• Pensions take center stage in House

    by  • February 28, 2013 • News

    Illinois Senate President John Cullerton is on board with the newest Illinois House pension solution plan.house floor

    Spokeswoman Rikeesha Phelon says the Chicago democrat plans to amend his proposed pension fix with language from a bipartisan House plan announced yesterday. But Cullerton would retain other provisions he says would ensure the plan’s constitutionality.

    House republican leader Tom Cross and Democratic Rep. Elaine Nekritz say their plan would reduce the state retirement systems’ $96 billion debt by 30 percent and eventually move the state away from funding teacher and university professor pensions.

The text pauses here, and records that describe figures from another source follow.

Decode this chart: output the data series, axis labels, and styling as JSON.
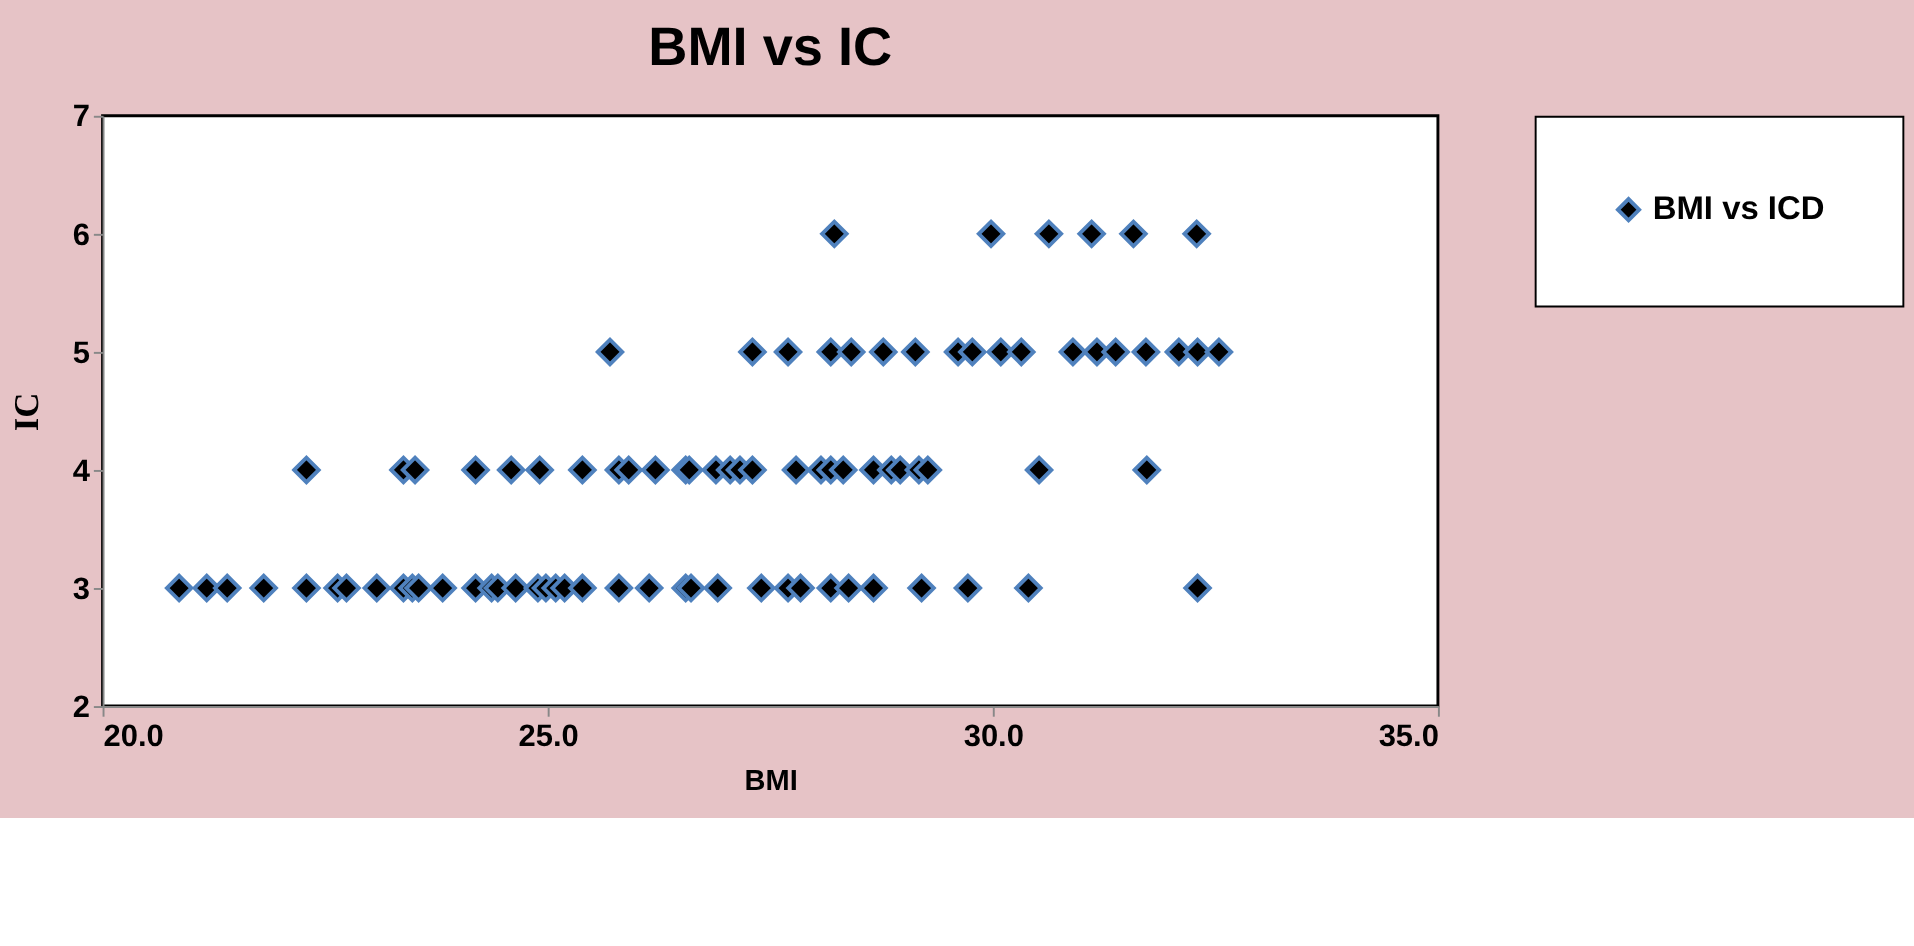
{
  "chart_data": {
    "type": "scatter",
    "title": "BMI vs IC",
    "xlabel": "BMI",
    "ylabel": "IC",
    "xlim": [
      20,
      35
    ],
    "xticks": [
      {
        "value": 20,
        "label": "20.0"
      },
      {
        "value": 25,
        "label": "25.0"
      },
      {
        "value": 30,
        "label": "30.0"
      },
      {
        "value": 35,
        "label": "35.0"
      }
    ],
    "ylim": [
      2,
      7
    ],
    "yticks": [
      2,
      3,
      4,
      5,
      6,
      7
    ],
    "marker": "diamond",
    "grid": false,
    "legend": "right",
    "series": [
      {
        "name": "BMI vs ICD",
        "color": "#000000",
        "x": [
          20.86,
          21.17,
          21.4,
          21.81,
          22.29,
          22.64,
          22.74,
          23.08,
          23.38,
          23.48,
          23.55,
          23.82,
          24.19,
          24.37,
          24.44,
          24.64,
          24.89,
          24.98,
          25.09,
          25.19,
          25.39,
          25.8,
          26.14,
          26.55,
          26.61,
          26.91,
          27.4,
          27.7,
          27.84,
          28.18,
          28.38,
          28.66,
          29.2,
          29.72,
          30.4,
          32.3,
          22.29,
          23.38,
          23.51,
          24.19,
          24.59,
          24.91,
          25.39,
          25.8,
          25.91,
          26.21,
          26.55,
          26.59,
          26.89,
          27.05,
          27.16,
          27.3,
          27.79,
          28.07,
          28.18,
          28.32,
          28.66,
          28.86,
          28.96,
          29.17,
          29.27,
          30.52,
          31.73,
          25.7,
          27.3,
          27.7,
          28.18,
          28.41,
          28.77,
          29.13,
          29.61,
          29.77,
          30.09,
          30.32,
          30.9,
          31.17,
          31.38,
          31.72,
          32.09,
          32.3,
          32.54,
          28.22,
          29.98,
          30.63,
          31.11,
          31.58,
          32.29
        ],
        "values": [
          3,
          3,
          3,
          3,
          3,
          3,
          3,
          3,
          3,
          3,
          3,
          3,
          3,
          3,
          3,
          3,
          3,
          3,
          3,
          3,
          3,
          3,
          3,
          3,
          3,
          3,
          3,
          3,
          3,
          3,
          3,
          3,
          3,
          3,
          3,
          3,
          4,
          4,
          4,
          4,
          4,
          4,
          4,
          4,
          4,
          4,
          4,
          4,
          4,
          4,
          4,
          4,
          4,
          4,
          4,
          4,
          4,
          4,
          4,
          4,
          4,
          4,
          4,
          5,
          5,
          5,
          5,
          5,
          5,
          5,
          5,
          5,
          5,
          5,
          5,
          5,
          5,
          5,
          5,
          5,
          5,
          6,
          6,
          6,
          6,
          6,
          6
        ]
      }
    ]
  }
}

    The new twist would make public school and university employees enter a system that includes a 401(k)-style plan and negotiated contributions by the local employer.

    Cross says his plan would move the state from a defined benefit to a combination of a “defined benefit” plan coupled with a “defined contribution” plan.

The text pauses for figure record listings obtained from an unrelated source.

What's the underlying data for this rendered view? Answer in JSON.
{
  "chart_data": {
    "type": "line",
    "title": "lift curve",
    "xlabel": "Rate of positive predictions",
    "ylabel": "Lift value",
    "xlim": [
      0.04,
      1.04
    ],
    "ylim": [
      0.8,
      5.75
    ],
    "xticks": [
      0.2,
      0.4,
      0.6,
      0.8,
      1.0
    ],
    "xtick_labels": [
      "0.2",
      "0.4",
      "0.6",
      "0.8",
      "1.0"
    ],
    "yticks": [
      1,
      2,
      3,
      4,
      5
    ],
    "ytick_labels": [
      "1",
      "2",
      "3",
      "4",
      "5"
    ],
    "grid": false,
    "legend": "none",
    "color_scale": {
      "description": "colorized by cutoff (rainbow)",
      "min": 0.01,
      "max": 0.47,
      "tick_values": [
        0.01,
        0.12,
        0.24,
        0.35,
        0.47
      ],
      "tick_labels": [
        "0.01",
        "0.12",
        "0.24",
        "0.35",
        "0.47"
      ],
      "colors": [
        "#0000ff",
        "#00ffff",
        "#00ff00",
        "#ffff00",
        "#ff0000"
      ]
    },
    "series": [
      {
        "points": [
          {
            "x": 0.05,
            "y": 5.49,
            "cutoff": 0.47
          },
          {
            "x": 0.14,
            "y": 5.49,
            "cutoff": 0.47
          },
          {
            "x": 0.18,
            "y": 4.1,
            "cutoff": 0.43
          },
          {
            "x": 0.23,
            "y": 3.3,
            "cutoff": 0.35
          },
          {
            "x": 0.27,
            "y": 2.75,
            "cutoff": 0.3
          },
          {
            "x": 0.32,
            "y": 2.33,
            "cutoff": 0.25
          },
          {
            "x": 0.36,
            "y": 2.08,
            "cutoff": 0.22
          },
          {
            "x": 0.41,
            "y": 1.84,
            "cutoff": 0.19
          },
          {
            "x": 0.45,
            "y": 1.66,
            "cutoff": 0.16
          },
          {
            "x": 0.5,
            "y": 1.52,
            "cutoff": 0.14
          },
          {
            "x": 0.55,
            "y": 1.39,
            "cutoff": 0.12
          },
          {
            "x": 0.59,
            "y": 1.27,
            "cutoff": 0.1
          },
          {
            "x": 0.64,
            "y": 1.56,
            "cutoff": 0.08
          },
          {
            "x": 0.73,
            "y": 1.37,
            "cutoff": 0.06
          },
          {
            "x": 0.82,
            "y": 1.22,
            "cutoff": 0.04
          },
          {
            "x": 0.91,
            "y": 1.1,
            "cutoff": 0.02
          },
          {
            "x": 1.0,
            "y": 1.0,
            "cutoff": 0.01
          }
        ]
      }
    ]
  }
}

    Features of the plan include higher contributions, an increased retirement age, and cost of living adjustment restrictions. Supporters say they believe it can pass a constitutional test, but cross acknowledges anything which passes will wind up in court anyway.

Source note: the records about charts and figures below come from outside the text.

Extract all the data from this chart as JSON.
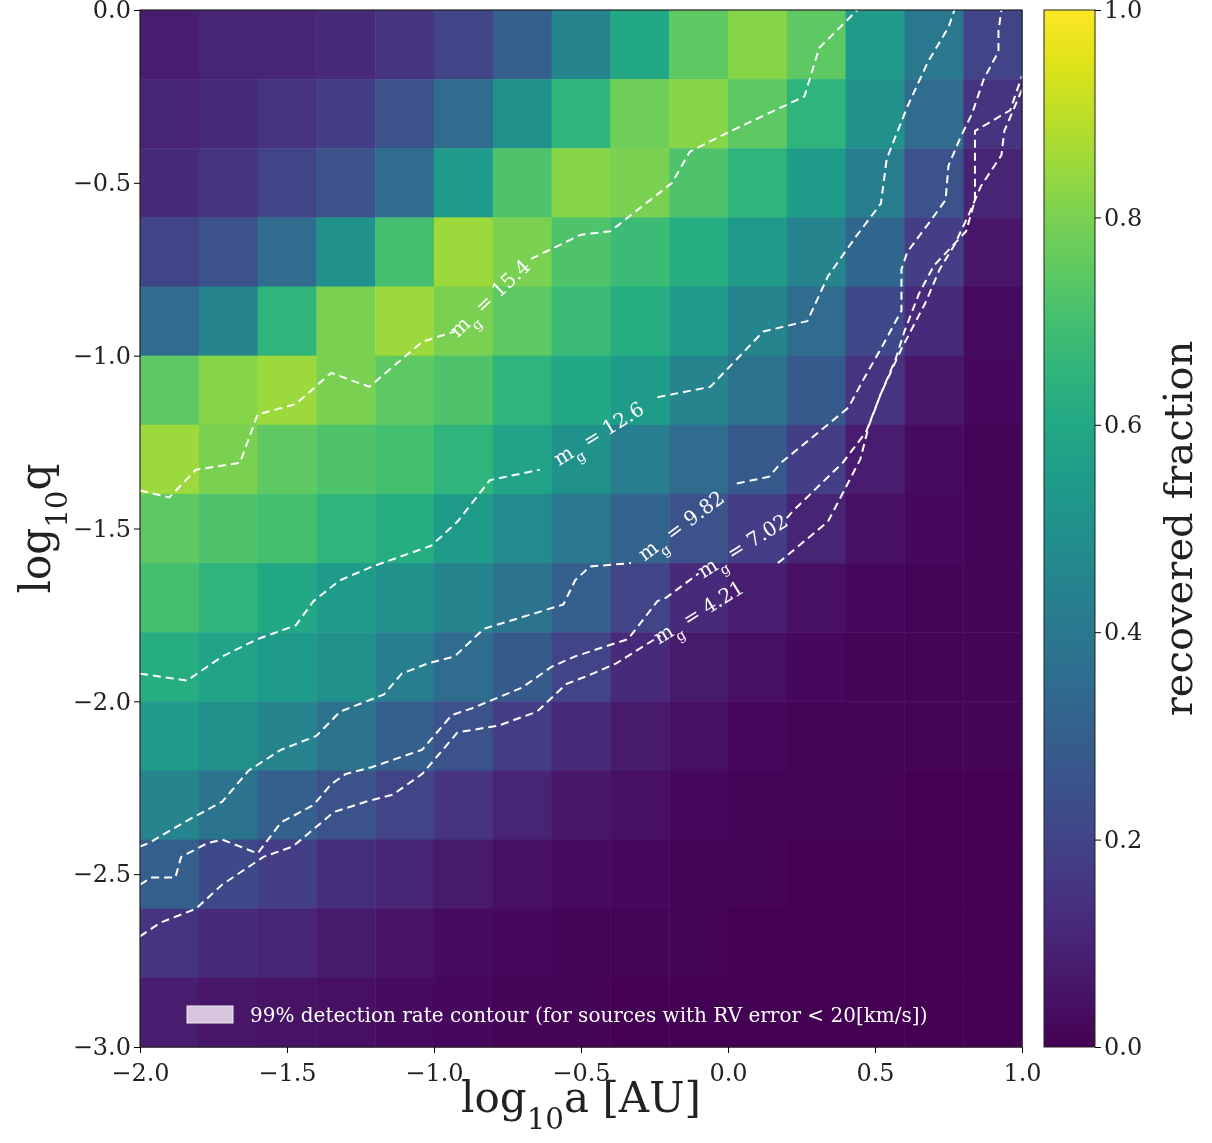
{
  "chart_data": {
    "type": "heatmap",
    "xlabel": "log$_{10}$a [AU]",
    "ylabel": "log$_{10}$q",
    "clabel": "recovered fraction",
    "xlim": [
      -2,
      1
    ],
    "ylim": [
      -3,
      0
    ],
    "xticks": [
      {
        "value": -2,
        "label": "−2.0"
      },
      {
        "value": -1.5,
        "label": "−1.5"
      },
      {
        "value": -1,
        "label": "−1.0"
      },
      {
        "value": -0.5,
        "label": "−0.5"
      },
      {
        "value": 0,
        "label": "0.0"
      },
      {
        "value": 0.5,
        "label": "0.5"
      },
      {
        "value": 1,
        "label": "1.0"
      }
    ],
    "yticks": [
      {
        "value": -3,
        "label": "−3.0"
      },
      {
        "value": -2.5,
        "label": "−2.5"
      },
      {
        "value": -2,
        "label": "−2.0"
      },
      {
        "value": -1.5,
        "label": "−1.5"
      },
      {
        "value": -1,
        "label": "−1.0"
      },
      {
        "value": -0.5,
        "label": "−0.5"
      },
      {
        "value": 0,
        "label": "0.0"
      }
    ],
    "clim": [
      0,
      1
    ],
    "cticks": [
      {
        "value": 0,
        "label": "0.0"
      },
      {
        "value": 0.2,
        "label": "0.2"
      },
      {
        "value": 0.4,
        "label": "0.4"
      },
      {
        "value": 0.6,
        "label": "0.6"
      },
      {
        "value": 0.8,
        "label": "0.8"
      },
      {
        "value": 1,
        "label": "1.0"
      }
    ],
    "cells": [
      [
        0.08,
        0.1,
        0.1,
        0.12,
        0.15,
        0.2,
        0.3,
        0.45,
        0.6,
        0.75,
        0.82,
        0.75,
        0.55,
        0.4,
        0.2
      ],
      [
        0.1,
        0.12,
        0.15,
        0.18,
        0.25,
        0.35,
        0.5,
        0.65,
        0.78,
        0.82,
        0.75,
        0.65,
        0.5,
        0.35,
        0.15
      ],
      [
        0.12,
        0.15,
        0.2,
        0.25,
        0.35,
        0.55,
        0.72,
        0.82,
        0.8,
        0.72,
        0.65,
        0.55,
        0.42,
        0.25,
        0.1
      ],
      [
        0.2,
        0.25,
        0.35,
        0.5,
        0.7,
        0.85,
        0.8,
        0.72,
        0.68,
        0.62,
        0.55,
        0.45,
        0.33,
        0.18,
        0.06
      ],
      [
        0.35,
        0.45,
        0.65,
        0.8,
        0.85,
        0.8,
        0.75,
        0.68,
        0.62,
        0.55,
        0.45,
        0.35,
        0.22,
        0.12,
        0.03
      ],
      [
        0.75,
        0.82,
        0.85,
        0.8,
        0.75,
        0.72,
        0.65,
        0.6,
        0.55,
        0.45,
        0.38,
        0.28,
        0.15,
        0.06,
        0.02
      ],
      [
        0.85,
        0.8,
        0.75,
        0.72,
        0.7,
        0.65,
        0.58,
        0.5,
        0.42,
        0.35,
        0.28,
        0.18,
        0.08,
        0.03,
        0.01
      ],
      [
        0.75,
        0.72,
        0.7,
        0.65,
        0.62,
        0.55,
        0.48,
        0.4,
        0.32,
        0.25,
        0.18,
        0.1,
        0.04,
        0.02,
        0.01
      ],
      [
        0.7,
        0.65,
        0.6,
        0.55,
        0.5,
        0.45,
        0.38,
        0.3,
        0.2,
        0.12,
        0.08,
        0.04,
        0.02,
        0.01,
        0.01
      ],
      [
        0.62,
        0.58,
        0.55,
        0.5,
        0.42,
        0.35,
        0.28,
        0.2,
        0.12,
        0.07,
        0.04,
        0.02,
        0.01,
        0.01,
        0.01
      ],
      [
        0.55,
        0.5,
        0.45,
        0.38,
        0.3,
        0.25,
        0.18,
        0.12,
        0.07,
        0.04,
        0.02,
        0.01,
        0.01,
        0.01,
        0.01
      ],
      [
        0.45,
        0.38,
        0.3,
        0.25,
        0.2,
        0.15,
        0.1,
        0.06,
        0.04,
        0.02,
        0.01,
        0.01,
        0.01,
        0,
        0
      ],
      [
        0.3,
        0.22,
        0.18,
        0.13,
        0.1,
        0.07,
        0.04,
        0.03,
        0.02,
        0.01,
        0.01,
        0,
        0,
        0,
        0
      ],
      [
        0.15,
        0.12,
        0.1,
        0.07,
        0.05,
        0.03,
        0.02,
        0.01,
        0.01,
        0.01,
        0,
        0,
        0,
        0,
        0
      ],
      [
        0.08,
        0.06,
        0.05,
        0.04,
        0.03,
        0.02,
        0.01,
        0.01,
        0,
        0,
        0,
        0,
        0,
        0,
        0
      ]
    ],
    "line_style": "dashed",
    "series": [
      {
        "type": "line",
        "name": "m$_{g}$ = 15.4",
        "color": "#ffffff",
        "x": [
          -2.0,
          -1.9,
          -1.81,
          -1.66,
          -1.6,
          -1.47,
          -1.35,
          -1.22,
          -1.04,
          -0.93,
          -0.81,
          -0.67,
          -0.5,
          -0.4,
          -0.19,
          -0.13,
          0.01,
          0.26,
          0.31,
          0.44
        ],
        "values": [
          -1.39,
          -1.41,
          -1.33,
          -1.31,
          -1.17,
          -1.14,
          -1.05,
          -1.09,
          -0.96,
          -0.93,
          null,
          -0.72,
          -0.65,
          -0.64,
          -0.5,
          -0.41,
          -0.35,
          -0.25,
          -0.11,
          0.0
        ]
      },
      {
        "type": "line",
        "name": "m$_{g}$ = 12.6",
        "color": "#ffffff",
        "x": [
          -2.0,
          -1.84,
          -1.72,
          -1.6,
          -1.47,
          -1.41,
          -1.32,
          -1.21,
          -1.01,
          -0.92,
          -0.81,
          -0.64,
          -0.44,
          -0.24,
          -0.06,
          0.12,
          0.27,
          0.34,
          0.44,
          0.52,
          0.54,
          0.61,
          0.68,
          0.75,
          0.77
        ],
        "values": [
          -1.92,
          -1.94,
          -1.87,
          -1.82,
          -1.78,
          -1.71,
          -1.65,
          -1.61,
          -1.55,
          -1.48,
          -1.36,
          -1.33,
          null,
          -1.12,
          -1.09,
          -0.93,
          -0.9,
          -0.77,
          -0.65,
          -0.56,
          -0.43,
          -0.28,
          -0.15,
          -0.05,
          0.0
        ]
      },
      {
        "type": "line",
        "name": "m$_{g}$ = 9.82",
        "color": "#ffffff",
        "x": [
          -2.0,
          -1.97,
          -1.85,
          -1.72,
          -1.63,
          -1.52,
          -1.4,
          -1.32,
          -1.17,
          -1.11,
          -1.02,
          -0.93,
          -0.83,
          -0.56,
          -0.52,
          -0.47,
          -0.33,
          -0.16,
          0.03,
          0.14,
          0.18,
          0.31,
          0.41,
          0.46,
          0.52,
          0.59,
          0.59,
          0.61,
          0.68,
          0.74,
          0.75,
          0.79,
          0.83,
          0.87,
          0.92,
          0.92,
          0.93
        ],
        "values": [
          -2.42,
          -2.41,
          -2.35,
          -2.29,
          -2.2,
          -2.14,
          -2.1,
          -2.03,
          -1.98,
          -1.92,
          -1.89,
          -1.87,
          -1.79,
          -1.72,
          -1.65,
          -1.61,
          -1.6,
          null,
          -1.37,
          -1.35,
          -1.31,
          -1.22,
          -1.15,
          -1.07,
          -0.98,
          -0.87,
          -0.75,
          -0.7,
          -0.62,
          -0.55,
          -0.45,
          -0.37,
          -0.3,
          -0.2,
          -0.12,
          -0.06,
          0.0
        ]
      },
      {
        "type": "line",
        "name": "m$_{g}$ = 7.02",
        "color": "#ffffff",
        "x": [
          -2.0,
          -1.96,
          -1.88,
          -1.86,
          -1.77,
          -1.72,
          -1.6,
          -1.52,
          -1.41,
          -1.35,
          -1.3,
          -1.21,
          -1.04,
          -0.94,
          -0.87,
          -0.7,
          -0.6,
          -0.52,
          -0.34,
          -0.24,
          -0.21,
          -0.1,
          0.05,
          0.2,
          0.22,
          0.39,
          0.47,
          0.52,
          0.57,
          0.6,
          0.65,
          0.7,
          0.81,
          0.84,
          0.84,
          0.96,
          1.0
        ],
        "values": [
          -2.53,
          -2.51,
          -2.51,
          -2.45,
          -2.41,
          -2.4,
          -2.44,
          -2.35,
          -2.3,
          -2.24,
          -2.21,
          -2.19,
          -2.14,
          -2.04,
          -2.02,
          -1.96,
          -1.9,
          -1.87,
          -1.82,
          -1.71,
          -1.7,
          -1.63,
          null,
          -1.47,
          -1.45,
          -1.31,
          -1.22,
          -1.11,
          -1.01,
          -0.93,
          -0.82,
          -0.74,
          -0.64,
          -0.55,
          -0.35,
          -0.29,
          -0.19
        ]
      },
      {
        "type": "line",
        "name": "m$_{g}$ = 4.21",
        "color": "#ffffff",
        "x": [
          -2.0,
          -1.93,
          -1.81,
          -1.72,
          -1.58,
          -1.48,
          -1.34,
          -1.23,
          -1.14,
          -1.04,
          -0.92,
          -0.78,
          -0.65,
          -0.55,
          -0.46,
          -0.38,
          -0.23,
          -0.1,
          0.17,
          0.34,
          0.45,
          0.48,
          0.52,
          0.59,
          0.67,
          0.72,
          0.77,
          0.82,
          0.86,
          0.93,
          0.94,
          1.0
        ],
        "values": [
          -2.68,
          -2.64,
          -2.6,
          -2.53,
          -2.45,
          -2.42,
          -2.32,
          -2.29,
          -2.27,
          -2.21,
          -2.09,
          -2.07,
          -2.03,
          -1.95,
          -1.92,
          -1.89,
          -1.81,
          null,
          -1.6,
          -1.48,
          -1.3,
          -1.2,
          -1.11,
          -0.98,
          -0.85,
          -0.75,
          -0.68,
          -0.59,
          -0.51,
          -0.42,
          -0.35,
          -0.23
        ]
      }
    ],
    "annotations": [
      "99% detection rate contour (for sources with RV error < 20[km/s])"
    ]
  }
}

    And state employee unions are already gearing up against the proposal, notifying members of possible legislation that would strip state employees of their right to collective bargaining over health care costs and benefits.

    They warn the measure is a direct attack on state workers’ fundamental right to collective bargaining. Negotiating health care benefits and coverage is just as vital as bargaining over wages and other benefits.

    House to address pension amendments

    But on Thursday, Illinois house members will be asked to vote on a series of state pension changes, including proposals to require much higher employee contributions and eliminate retirement benefit increases.

    There are four amendments that will be addressed; one would end cost-of-living adjustments to pension benefits for anyone hired before Jan. 1, 2011. Retirees now receive a 3-percent compounded cola annually.

    Another amendment would stipulate that colas would be eliminated until the pension systems achieve an 80-percent funding level. Currently the five state-funded pension systems are funded at about 39-percent.

    A third amendment would raise the retirement age at which a person could collect full pension benefits to 67.

    And a fourth amendment would increase working employees contributions to their pensions by 5-percent of salary, in addition to what they are already paying into the system.